Rien n’a changé pour l’Autorité palestinienne

par Daniel Pipes - New York Sun (Adaptation française : Alain Jean-Mairet)

mercredi 18 mai 2005

La disparition de Yasser Arafat, en novembre dernier, suscita de grands espoirs parmi ceux qui voyaient dans sa personnalité malfaisante la principale cause de l’intransigeance palestinienne.


Mais ceux d'entre nous pour qui le problème dépassait la personne d'Arafat et résultait plutôt de la profonde radicalisation du corps politique palestinien n'espéraient pas de grands changements. Ainsi, j'écrivais à l'époque de l'élection de Mahmoud Abbas à la tête de l'Autorité palestinienne (AP) qu'il pouvait en fait «constituer un ennemi beaucoup plus redoutable pour Israël que ne l'a été Arafat».

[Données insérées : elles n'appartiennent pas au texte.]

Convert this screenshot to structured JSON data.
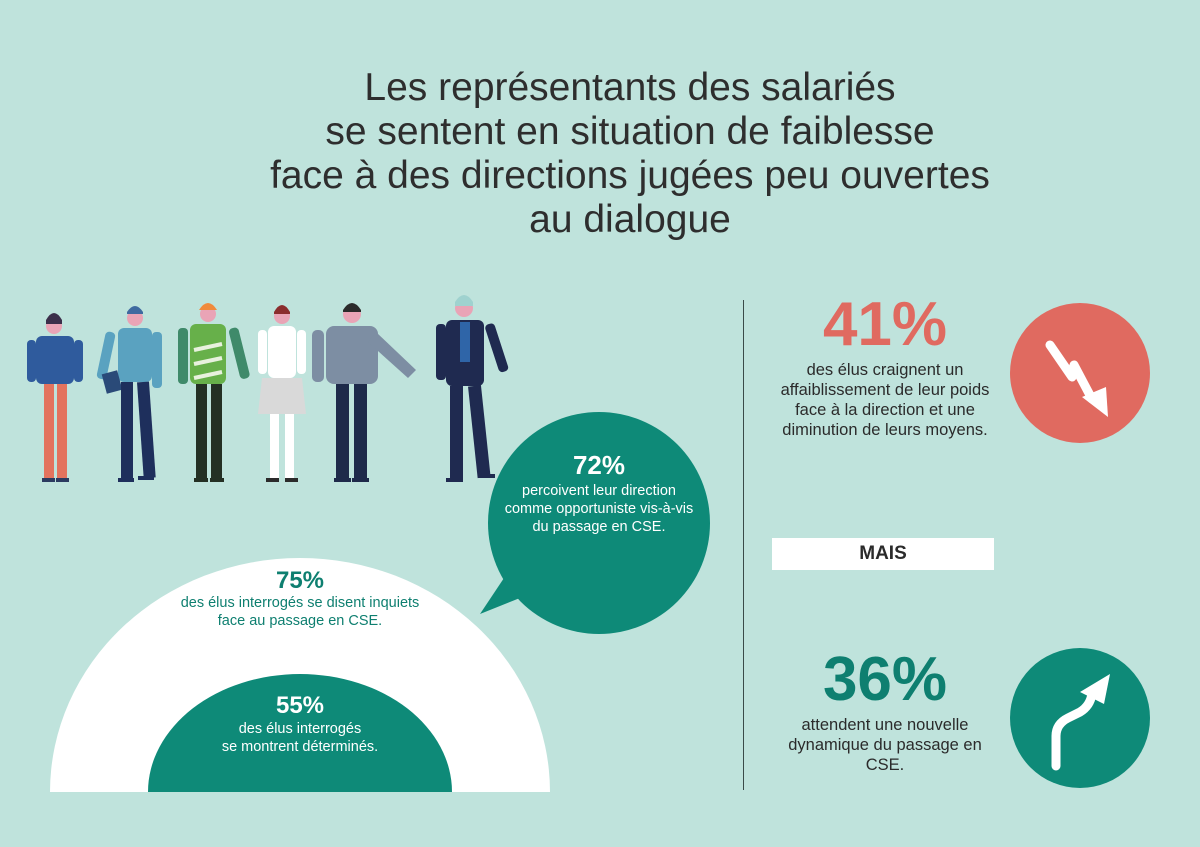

Comment se présente la situation six mois après la mort d'Arafat? Elle est à peu près aussi mauvaise qu'on pouvait s'y attendre. M. Abbas, sans ambiguïté, conduit les Palestiniens à la guerre contre Israël dès après le retrait de Gaza en août 2005.

À la suite de ces mesures, le terrorisme palestinien, spécialement celui sévissant à Gaza, a fortement augmenté depuis le mois d'avril. La situation a atteint un tel niveau qu'un analyste, Leslie Susser, estime que le cessez-le-feu de février «pourrait être à la limite de l'effondrement».

Il est difficile de contrer Caroline Glick lorsqu'elle conclut que le gouvernement Sharon et l'administration Bush ont tous deux commis une «horrible méprise» en misant sur M. Abbas. Pourtant, aucun d'eux ne reconnaît cette erreur car ils sont maintenant profondément impliqués dans le succès de sa carrière politique.

Le retrait israélien de Gaza prévu en août va probablement provoquer de nouvelles poussées de violence. L'une d'entre elles pourrait intervenir en juillet, quand les forces de défense palestiniennes entreprendront un grand nettoyage pour s'assurer que le retrait ne se déroulera pas sous le feu des Palestiniens.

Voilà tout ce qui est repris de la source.